In South Africa the divisive issue of expropriation of land without compensation continues to fester.
A headline in BusinessDay quotes Deputy President David Mabuza as saying "Land grabs will not happen."
Although in a sub-headline the paper notes that "There have been some land occupations after the ANC’s announcement that it will push to have expropriation without compensation enacted."
Responding to questions in the National Assembly, Mabuza said the government would use all available legal mechanisms "to ensure that land invasions do not occur".
No everyone is convinced. Far from it, judging by online comments reacting to the story. Here's a taste.
"With the ANC cadres it always depends on the audience, next week he'll come out in full support of what he is opposing now."
"Phew..... I feel much better now, having heard this from such an honourable fellow."
And, “We will amend the constitution and expropriate land without compensation.” “Just kidding.” “We are also committed to fighting corruption.” “Well, only when it’s us who are corrupt.” “But your investment here is incredibly safe.”
Watchdogs don't bark
Beneath the headline "Watchdogs shamefully silent on corporate corruption," BusinessDay's editorial declares, in capital letters no less, that "FOR THOSE WHO LINK CORRUPTION WITH THE PUBLIC SECTOR, THIS WEEK HAS BEEN AN EYE-OPENER."
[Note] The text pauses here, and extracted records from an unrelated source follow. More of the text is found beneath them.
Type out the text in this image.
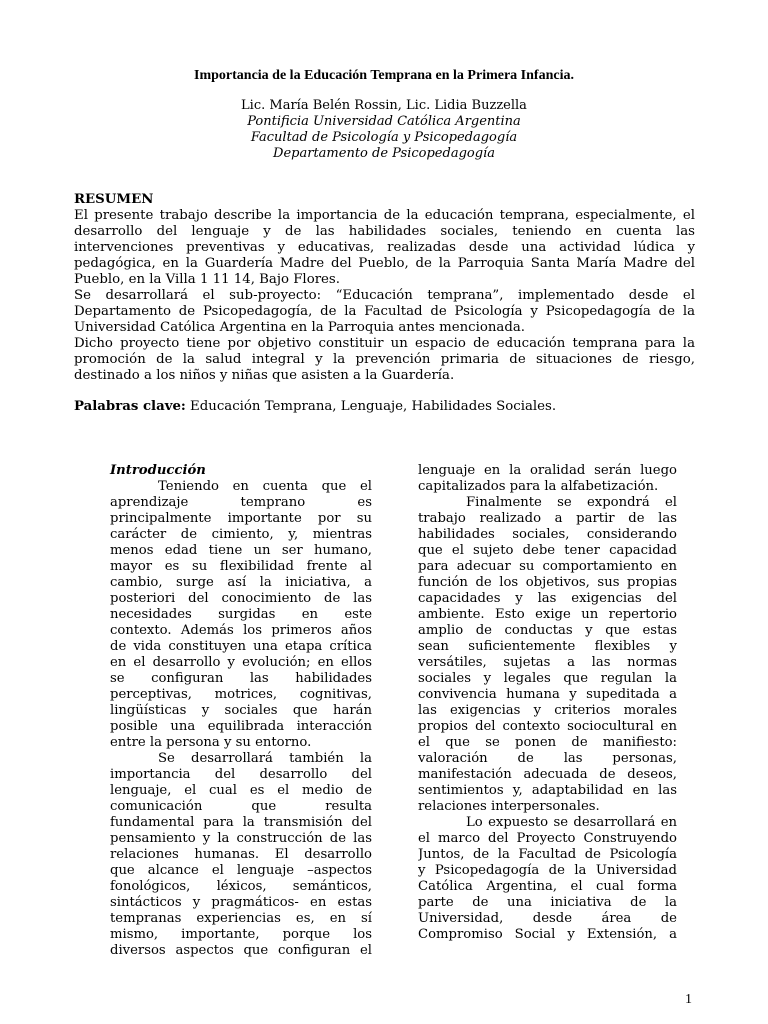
Importancia de la Educación Temprana en la Primera Infancia.
Lic. María Belén Rossin, Lic. Lidia Buzzella
Pontificia Universidad Católica Argentina
Facultad de Psicología y Psicopedagogía
Departamento de Psicopedagogía
RESUMEN
El presente trabajo describe la importancia de la educación temprana, especialmente, el
desarrollo del lenguaje y de las habilidades sociales, teniendo en cuenta las
intervenciones preventivas y educativas, realizadas desde una actividad lúdica y
pedagógica, en la Guardería Madre del Pueblo, de la Parroquia Santa María Madre del
Pueblo, en la Villa 1 11 14, Bajo Flores.
Se desarrollará el sub-proyecto: “Educación temprana”, implementado desde el
Departamento de Psicopedagogía, de la Facultad de Psicología y Psicopedagogía de la
Universidad Católica Argentina en la Parroquia antes mencionada.
Dicho proyecto tiene por objetivo constituir un espacio de educación temprana para la
promoción de la salud integral y la prevención primaria de situaciones de riesgo,
destinado a los niños y niñas que asisten a la Guardería.
Palabras clave: Educación Temprana, Lenguaje, Habilidades Sociales.
Introducción
Teniendo en cuenta que el
aprendizaje temprano es
principalmente importante por su
carácter de cimiento, y, mientras
menos edad tiene un ser humano,
mayor es su flexibilidad frente al
cambio, surge así la iniciativa, a
posteriori del conocimiento de las
necesidades surgidas en este
contexto. Además los primeros años
de vida constituyen una etapa crítica
en el desarrollo y evolución; en ellos
se configuran las habilidades
perceptivas, motrices, cognitivas,
lingüísticas y sociales que harán
posible una equilibrada interacción
entre la persona y su entorno.
Se desarrollará también la
importancia del desarrollo del
lenguaje, el cual es el medio de
comunicación que resulta
fundamental para la transmisión del
pensamiento y la construcción de las
relaciones humanas. El desarrollo
que alcance el lenguaje –aspectos
fonológicos, léxicos, semánticos,
sintácticos y pragmáticos- en estas
tempranas experiencias es, en sí
mismo, importante, porque los
diversos aspectos que configuran el
lenguaje en la oralidad serán luego
capitalizados para la alfabetización.
Finalmente se expondrá el
trabajo realizado a partir de las
habilidades sociales, considerando
que el sujeto debe tener capacidad
para adecuar su comportamiento en
función de los objetivos, sus propias
capacidades y las exigencias del
ambiente. Esto exige un repertorio
amplio de conductas y que estas
sean suficientemente flexibles y
versátiles, sujetas a las normas
sociales y legales que regulan la
convivencia humana y supeditada a
las exigencias y criterios morales
propios del contexto sociocultural en
el que se ponen de manifiesto:
valoración de las personas,
manifestación adecuada de deseos,
sentimientos y, adaptabilidad en las
relaciones interpersonales.
Lo expuesto se desarrollará en
el marco del Proyecto Construyendo
Juntos, de la Facultad de Psicología
y Psicopedagogía de la Universidad
Católica Argentina, el cual forma
parte de una iniciativa de la
Universidad, desde área de
Compromiso Social y Extensión, a
1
"I do not think I did anything deliberately wrong". These words, spoken by former Steinhoff CFO Ben la Grange in parliament on Wednesday, are unlikely to provide much comfort to the disgraced company’s investors who have seen the value of their investment plunge by 200 billion rand since the accounting scandal broke in December 2017," the paper opines, 200 billion rand being more than 11.5 billion euros. A tidy sum.
"Yet, in the midst of all these disasters, there is hardly a peep from the regulators," the paper laments.
Corporate SA and the integrity of our markets have taken a battering, BusinessDay concludes. "It has exposed just how slack our regulators are. If we want our market to recover its lost glory, they have to seriously up their game."
Of course corruption is not confined to South Africa. The Daily Nation in Kenya reports that the anti-graft agency has revealed shocking details on how 11.3 billion shillings meant to buy maize from farmers was instead pilfered through an elaborate scheme involving traders and employees of the National Cereals and Produce Board.
The Ethics and Anti-Corruption Commission said yesterday that "a big chunk of the money was paid out to a small clique of suppliers, mainly traders, through a scheme where they presented false verification forms."
A Select Committee of the Senate which is investigating was told on yesterday that 10,636 suppliers had delivered their maize to the board.
"However," the Nation reports, 146 of these suppliers were paid 4,5 billion, leaving 10,490 suppliers, most of them genuine farmers, to share the remaining Sh6.8 billion, which in any case was not disbursed.
War on graft
Punch in Nigeria reports that "Senate President Bukola Saraki has formally declared his intention to contest the presidency on the platform of the Peoples Democratic Party."
Adding that he's promised a sincere war on graft. “Ours will not be a selective fight against corruption," Saraki says. "The emphasis will be on strengthening institutions, with a particular focus on deterrence.
“We see the fight against corruption as crucial to Nigeria’s economic development.”
The Senate president lamented the poor state of Nigeria’s infrastructure and growing insecurity with acts of terrorism, kidnapping, banditry and sundry other crimes which he said he would tackle if elected.
"Tinpot dictator wannabe"
Vanguard says that Saraki's announcement has divided Nigerians. Online comments include "Saraki and shenanigans. So it was always about the presidency." And "Saraki is a the award-winning for 2018 joker of the year." And "We are NOT fools. Buhari deceived us in a similar way in 2015. We need someone different."
Or, "I’m not sure anyone else is strong enough to defeat Buhari [that's the incumbent Muahmmadu Buhari]. Saraki is a much better option."
And, "Anybody will be better than the tin-pot dictator wannabe we have now. Nigeria must be rescued."
Whatever Nigeria's shortcomings, its press is refreshingly free.